On Knowing God

We need loving communication, we need the presence of the Spirit.

That is why I do not believe in theologians who do not pray, who are not in humble communication of love with God.

Neither do I believe in the existence of any human power to pass on authentic knowledge of God.

Only God knows how to speak about himself, and only the Holy Spirit, who is love, can communicate this knowledge to us.

When there is a crisis in the Church, it is always here: a crisis of contemplation.

The Church wants to feel able to explain about her spouse [Jesus] even when she has lost sight of him; even when, although she has not been divorced, she no longer knows his embrace, because curiosity has gotten the better of her and she has gone searching for  other people and other things.

The revelation of a triune God [God in three persons: Father, Son, and Holy Spirit] in the unity of a sing nature, the revelation of a divine Holy Spirit present in us, is not on the human level; it does not belong to the realm of reason. It is a personal communication which God alone can give, and the task of giving it belongs to the Holy Spirit, who is the same love which unites the Father and the Son.

The Holy Spirit is the fullness and the joy of God.

It is so difficult to speak of these things. We have to babble like children, but at least, like children, we can say over and over again, tirelessly, “Spirit of God, reveal yourself to me, your child.”

And we can avoid pretending that knowledge of God could be the fruit of our gray matter.

Then, and only then, shall we be capable of prayer; borne to the frontier of our radical incapacity, which love has made the beatitude of poverty, we shall be able to invoke God’s coming to us, “Come, creator Spirit!”

—Carlo Carretto, The God Who Comes

A Prayer to Know the Truth

O God, we thank you for all those in whose words and in whose writings your truth has come to us. For the historians, the psalmists and the prophets, who wrote the Old Testament; for those who wrote the Gospels and the Letters of the New Testament; for all who in every generation have taught and explained and expounded and preached the word of Scripture: we thank you, O God.

Grant, O God, that no false teaching may ever have any power to deceive us or to seduce us from the truth. Grant, O God, that we may never listen to any teaching which would encourage us to think sin less serious, vice more attractive, or virtue less important. Grant, O God, that we may never listen to any teaching which would dethrone Jesus Christ from the topmost place. Grant, O God, that we may never listen to any teaching which for its own purposes perverts the truth.
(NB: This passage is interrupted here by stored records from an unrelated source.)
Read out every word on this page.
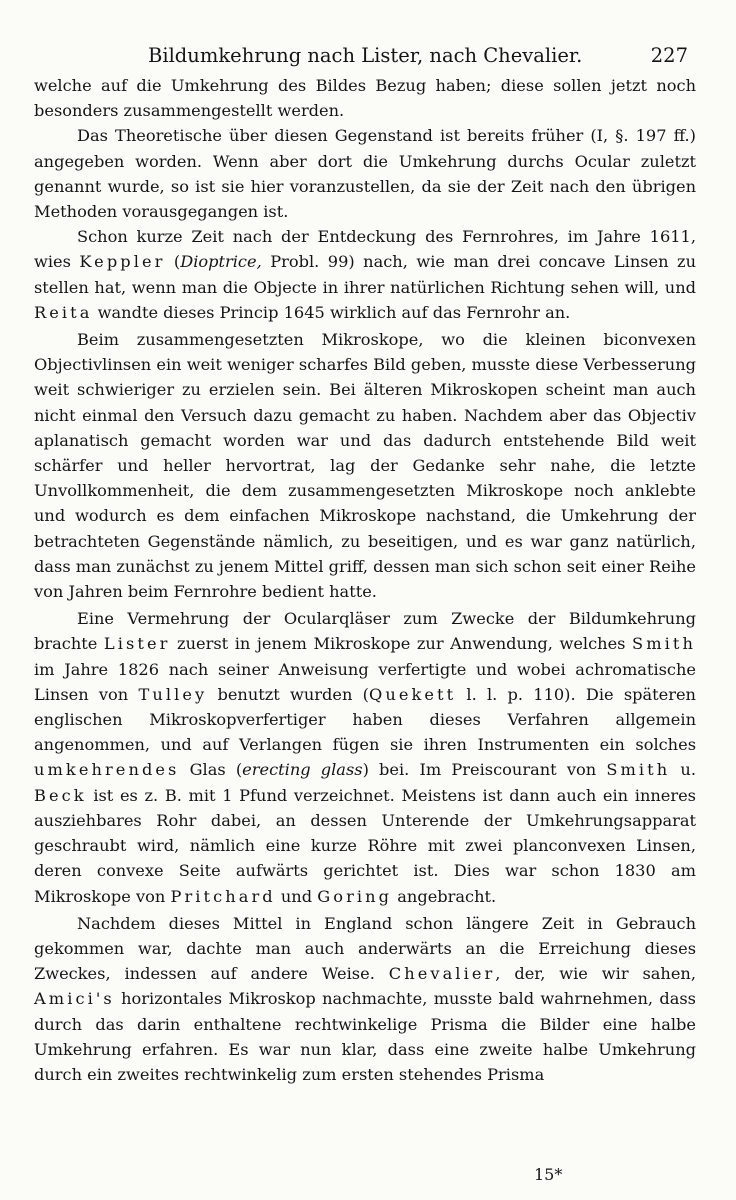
Bildumkehrung nach Lister, nach Chevalier.	227

welche auf die Umkehrung des Bildes Bezug haben; diese sollen jetzt noch besonders zusammengestellt werden.

Das Theoretische über diesen Gegenstand ist bereits früher (I, §. 197 ff.) angegeben worden. Wenn aber dort die Umkehrung durchs Ocular zuletzt genannt wurde, so ist sie hier voranzustellen, da sie der Zeit nach den übrigen Methoden vorausgegangen ist.

Schon kurze Zeit nach der Entdeckung des Fernrohres, im Jahre 1611, wies Keppler (Dioptrice, Probl. 99) nach, wie man drei concave Linsen zu stellen hat, wenn man die Objecte in ihrer natürlichen Richtung sehen will, und Reita wandte dieses Princip 1645 wirklich auf das Fernrohr an.

Beim zusammengesetzten Mikroskope, wo die kleinen biconvexen Objectivlinsen ein weit weniger scharfes Bild geben, musste diese Verbesserung weit schwieriger zu erzielen sein. Bei älteren Mikroskopen scheint man auch nicht einmal den Versuch dazu gemacht zu haben. Nachdem aber das Objectiv aplanatisch gemacht worden war und das dadurch entstehende Bild weit schärfer und heller hervortrat, lag der Gedanke sehr nahe, die letzte Unvollkommenheit, die dem zusammengesetzten Mikroskope noch anklebte und wodurch es dem einfachen Mikroskope nachstand, die Umkehrung der betrachteten Gegenstände nämlich, zu beseitigen, und es war ganz natürlich, dass man zunächst zu jenem Mittel griff, dessen man sich schon seit einer Reihe von Jahren beim Fernrohre bedient hatte.

Eine Vermehrung der Ocularqläser zum Zwecke der Bildumkehrung brachte Lister zuerst in jenem Mikroskope zur Anwendung, welches Smith im Jahre 1826 nach seiner Anweisung verfertigte und wobei achromatische Linsen von Tulley benutzt wurden (Quekett l. l. p. 110). Die späteren englischen Mikroskopverfertiger haben dieses Verfahren allgemein angenommen, und auf Verlangen fügen sie ihren Instrumenten ein solches umkehrendes Glas (erecting glass) bei. Im Preiscourant von Smith u. Beck ist es z. B. mit 1 Pfund verzeichnet. Meistens ist dann auch ein inneres ausziehbares Rohr dabei, an dessen Unterende der Umkehrungsapparat geschraubt wird, nämlich eine kurze Röhre mit zwei planconvexen Linsen, deren convexe Seite aufwärts gerichtet ist. Dies war schon 1830 am Mikroskope von Pritchard und Goring angebracht.

Nachdem dieses Mittel in England schon längere Zeit in Gebrauch gekommen war, dachte man auch anderwärts an die Erreichung dieses Zweckes, indessen auf andere Weise. Chevalier, der, wie wir sahen, Amici's horizontales Mikroskop nachmachte, musste bald wahrnehmen, dass durch das darin enthaltene rechtwinkelige Prisma die Bilder eine halbe Umkehrung erfahren. Es war nun klar, dass eine zweite halbe Umkehrung durch ein zweites rechtwinkelig zum ersten stehendes Prisma

15*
O God, our Father, establish us immovably in the truth. Give us minds which can see at once the difference between the true and the false. Make us able to test everything, and to hold fast to that which is good. Give us such a love of truth that no false thing may ever be able to lure us from it. So grant that all our lives we may know, and love, and live the truth; through Jesus Christ our Lord. Amen.

—William Barclay, Prayers for the Christian Year

Carlo Carretto on the Paradox of the Church

How baffling you are, oh Church, and yet how I love you! How you have made me suffer, and yet how much I owe you! I should like to see you destroyed, and yet I need your presence. You have given me so much scandal and yet you have made me understand sanctity. I have seen nothing in the world more devoted to obscurity, more compromised, more false, and I have touched nothing more pure, more generous, more beautiful. How often I have wanted to shut the doors of my soul in your face, and how often I have prayed to die in the safety of your arms. No, I cannot free myself from you, because I am you, although not completely.